Assim eu fiquei trabalhando o dia inteiro no Doc’s por uma semana. Ele acabou seguindo o meu conselho e adiantou a renovação do estoque, e isso significava caixas e mais caixas chegando todos os dias. Eu chegava em casa tão cansado que só conseguia comer, tomar banho e dormir. Minha mãe tomou meu cansaço como mais uma parte do meu castigo e, amém, me deixou em paz. Outra boa parte disso foi que, também pelo cansaço, eu não conseguia mais ter energia para pensar no meu coração partido. Talvez meu pai tenha razão e o trabalho cure realmente tudo…

Também naquela semana, o sol decidiu que ia esquentar de verdade. Foi uma das semanas mais quentes que tivemos o ano inteiro, e era só o começo do verão. Primeiro estava suportável, depois foi esquentando mais e mais à medida que os dias passavam. Como eu sempre vesti duas camisas, logo comecei a me incomodar; era quase como trabalhar em um forno particular. Resultado: descartei uma das camisas.

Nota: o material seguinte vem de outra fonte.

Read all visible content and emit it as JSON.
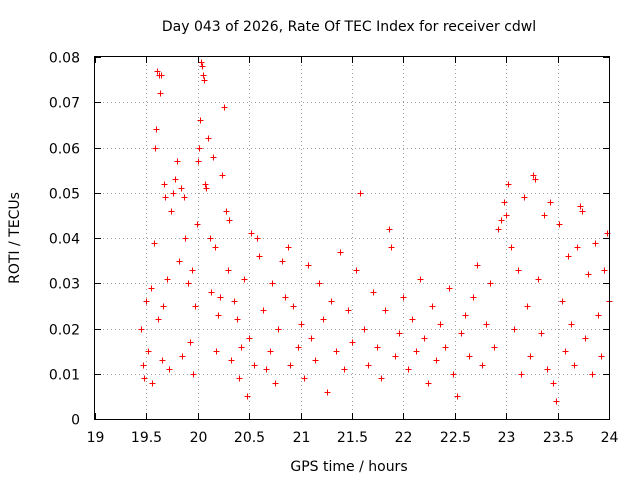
{
  "chart_data": {
    "type": "scatter",
    "title": "Day 043 of 2026, Rate Of TEC Index for receiver cdwl",
    "xlabel": "GPS time / hours",
    "ylabel": "ROTI / TECUs",
    "xlim": [
      19,
      24
    ],
    "ylim": [
      0,
      0.08
    ],
    "x_ticks": [
      "19",
      "19.5",
      "20",
      "20.5",
      "21",
      "21.5",
      "22",
      "22.5",
      "23",
      "23.5",
      "24"
    ],
    "y_ticks": [
      "0",
      "0.01",
      "0.02",
      "0.03",
      "0.04",
      "0.05",
      "0.06",
      "0.07",
      "0.08"
    ],
    "grid": true,
    "marker": "+",
    "color": "#ff0000",
    "series": [
      {
        "name": "ROTI",
        "points": [
          [
            19.45,
            0.02
          ],
          [
            19.47,
            0.012
          ],
          [
            19.48,
            0.009
          ],
          [
            19.5,
            0.026
          ],
          [
            19.52,
            0.015
          ],
          [
            19.54,
            0.029
          ],
          [
            19.55,
            0.008
          ],
          [
            19.57,
            0.039
          ],
          [
            19.58,
            0.06
          ],
          [
            19.59,
            0.064
          ],
          [
            19.6,
            0.077
          ],
          [
            19.61,
            0.022
          ],
          [
            19.62,
            0.076
          ],
          [
            19.63,
            0.072
          ],
          [
            19.64,
            0.076
          ],
          [
            19.65,
            0.013
          ],
          [
            19.66,
            0.025
          ],
          [
            19.67,
            0.052
          ],
          [
            19.68,
            0.049
          ],
          [
            19.7,
            0.031
          ],
          [
            19.72,
            0.011
          ],
          [
            19.74,
            0.046
          ],
          [
            19.76,
            0.05
          ],
          [
            19.78,
            0.053
          ],
          [
            19.8,
            0.057
          ],
          [
            19.82,
            0.035
          ],
          [
            19.84,
            0.051
          ],
          [
            19.85,
            0.014
          ],
          [
            19.87,
            0.049
          ],
          [
            19.88,
            0.04
          ],
          [
            19.9,
            0.03
          ],
          [
            19.92,
            0.017
          ],
          [
            19.94,
            0.033
          ],
          [
            19.95,
            0.01
          ],
          [
            19.97,
            0.025
          ],
          [
            19.99,
            0.043
          ],
          [
            20.0,
            0.057
          ],
          [
            20.01,
            0.06
          ],
          [
            20.02,
            0.066
          ],
          [
            20.03,
            0.079
          ],
          [
            20.04,
            0.078
          ],
          [
            20.05,
            0.076
          ],
          [
            20.06,
            0.075
          ],
          [
            20.07,
            0.052
          ],
          [
            20.08,
            0.051
          ],
          [
            20.1,
            0.062
          ],
          [
            20.12,
            0.04
          ],
          [
            20.13,
            0.028
          ],
          [
            20.15,
            0.058
          ],
          [
            20.17,
            0.038
          ],
          [
            20.18,
            0.015
          ],
          [
            20.2,
            0.023
          ],
          [
            20.22,
            0.027
          ],
          [
            20.24,
            0.054
          ],
          [
            20.25,
            0.069
          ],
          [
            20.27,
            0.046
          ],
          [
            20.29,
            0.033
          ],
          [
            20.3,
            0.044
          ],
          [
            20.32,
            0.013
          ],
          [
            20.35,
            0.026
          ],
          [
            20.38,
            0.022
          ],
          [
            20.4,
            0.009
          ],
          [
            20.42,
            0.016
          ],
          [
            20.45,
            0.031
          ],
          [
            20.48,
            0.005
          ],
          [
            20.5,
            0.018
          ],
          [
            20.52,
            0.041
          ],
          [
            20.55,
            0.012
          ],
          [
            20.58,
            0.04
          ],
          [
            20.6,
            0.036
          ],
          [
            20.63,
            0.024
          ],
          [
            20.66,
            0.011
          ],
          [
            20.7,
            0.015
          ],
          [
            20.72,
            0.03
          ],
          [
            20.75,
            0.008
          ],
          [
            20.78,
            0.02
          ],
          [
            20.82,
            0.035
          ],
          [
            20.85,
            0.027
          ],
          [
            20.88,
            0.038
          ],
          [
            20.9,
            0.012
          ],
          [
            20.93,
            0.025
          ],
          [
            20.97,
            0.016
          ],
          [
            21.0,
            0.021
          ],
          [
            21.03,
            0.009
          ],
          [
            21.07,
            0.034
          ],
          [
            21.1,
            0.018
          ],
          [
            21.14,
            0.013
          ],
          [
            21.18,
            0.03
          ],
          [
            21.22,
            0.022
          ],
          [
            21.26,
            0.006
          ],
          [
            21.3,
            0.026
          ],
          [
            21.34,
            0.015
          ],
          [
            21.38,
            0.037
          ],
          [
            21.42,
            0.011
          ],
          [
            21.46,
            0.024
          ],
          [
            21.5,
            0.017
          ],
          [
            21.54,
            0.033
          ],
          [
            21.58,
            0.05
          ],
          [
            21.62,
            0.02
          ],
          [
            21.66,
            0.012
          ],
          [
            21.7,
            0.028
          ],
          [
            21.74,
            0.016
          ],
          [
            21.78,
            0.009
          ],
          [
            21.82,
            0.024
          ],
          [
            21.86,
            0.042
          ],
          [
            21.88,
            0.038
          ],
          [
            21.92,
            0.014
          ],
          [
            21.96,
            0.019
          ],
          [
            22.0,
            0.027
          ],
          [
            22.04,
            0.011
          ],
          [
            22.08,
            0.022
          ],
          [
            22.12,
            0.015
          ],
          [
            22.16,
            0.031
          ],
          [
            22.2,
            0.018
          ],
          [
            22.24,
            0.008
          ],
          [
            22.28,
            0.025
          ],
          [
            22.32,
            0.013
          ],
          [
            22.36,
            0.021
          ],
          [
            22.4,
            0.016
          ],
          [
            22.44,
            0.029
          ],
          [
            22.48,
            0.01
          ],
          [
            22.52,
            0.005
          ],
          [
            22.56,
            0.019
          ],
          [
            22.6,
            0.023
          ],
          [
            22.64,
            0.014
          ],
          [
            22.68,
            0.027
          ],
          [
            22.72,
            0.034
          ],
          [
            22.76,
            0.012
          ],
          [
            22.8,
            0.021
          ],
          [
            22.84,
            0.03
          ],
          [
            22.88,
            0.016
          ],
          [
            22.92,
            0.042
          ],
          [
            22.95,
            0.044
          ],
          [
            22.98,
            0.048
          ],
          [
            23.0,
            0.045
          ],
          [
            23.02,
            0.052
          ],
          [
            23.05,
            0.038
          ],
          [
            23.08,
            0.02
          ],
          [
            23.11,
            0.033
          ],
          [
            23.14,
            0.01
          ],
          [
            23.17,
            0.049
          ],
          [
            23.2,
            0.025
          ],
          [
            23.23,
            0.014
          ],
          [
            23.26,
            0.054
          ],
          [
            23.28,
            0.053
          ],
          [
            23.31,
            0.031
          ],
          [
            23.34,
            0.019
          ],
          [
            23.37,
            0.045
          ],
          [
            23.4,
            0.011
          ],
          [
            23.43,
            0.048
          ],
          [
            23.46,
            0.008
          ],
          [
            23.48,
            0.004
          ],
          [
            23.51,
            0.043
          ],
          [
            23.54,
            0.026
          ],
          [
            23.57,
            0.015
          ],
          [
            23.6,
            0.036
          ],
          [
            23.63,
            0.021
          ],
          [
            23.66,
            0.012
          ],
          [
            23.69,
            0.038
          ],
          [
            23.72,
            0.047
          ],
          [
            23.74,
            0.046
          ],
          [
            23.77,
            0.018
          ],
          [
            23.8,
            0.032
          ],
          [
            23.83,
            0.01
          ],
          [
            23.86,
            0.039
          ],
          [
            23.89,
            0.023
          ],
          [
            23.92,
            0.014
          ],
          [
            23.95,
            0.033
          ],
          [
            23.98,
            0.041
          ],
          [
            24.0,
            0.026
          ]
        ]
      }
    ]
  }
}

O dia seguinte pareceu mais quente ainda que o anterior, o que eu não pensei ser possível, mas claramente era. Eu estava procurando uma camisa menos sufocante no guarda-roupas quando Drew entrou no quarto, já vestido para ir à aula, mas com uma bolsa de gela na cabeça.

“Bateu a cabeça?” Ele negou com um gesto, se largando na cama e colocando a bolsa de gelo no rosto. Sua voz saiu abafada.

“Gui galor insubortábel!” Ri dele, mas concordei. E não são nem 8h da manhã.

Eu tinha saído do banho sem me enxugar e já estava com calor. Só tinha conseguido vestir a calça e os sapatos, e estava ali, abominando a ideia de vestir uma camisa.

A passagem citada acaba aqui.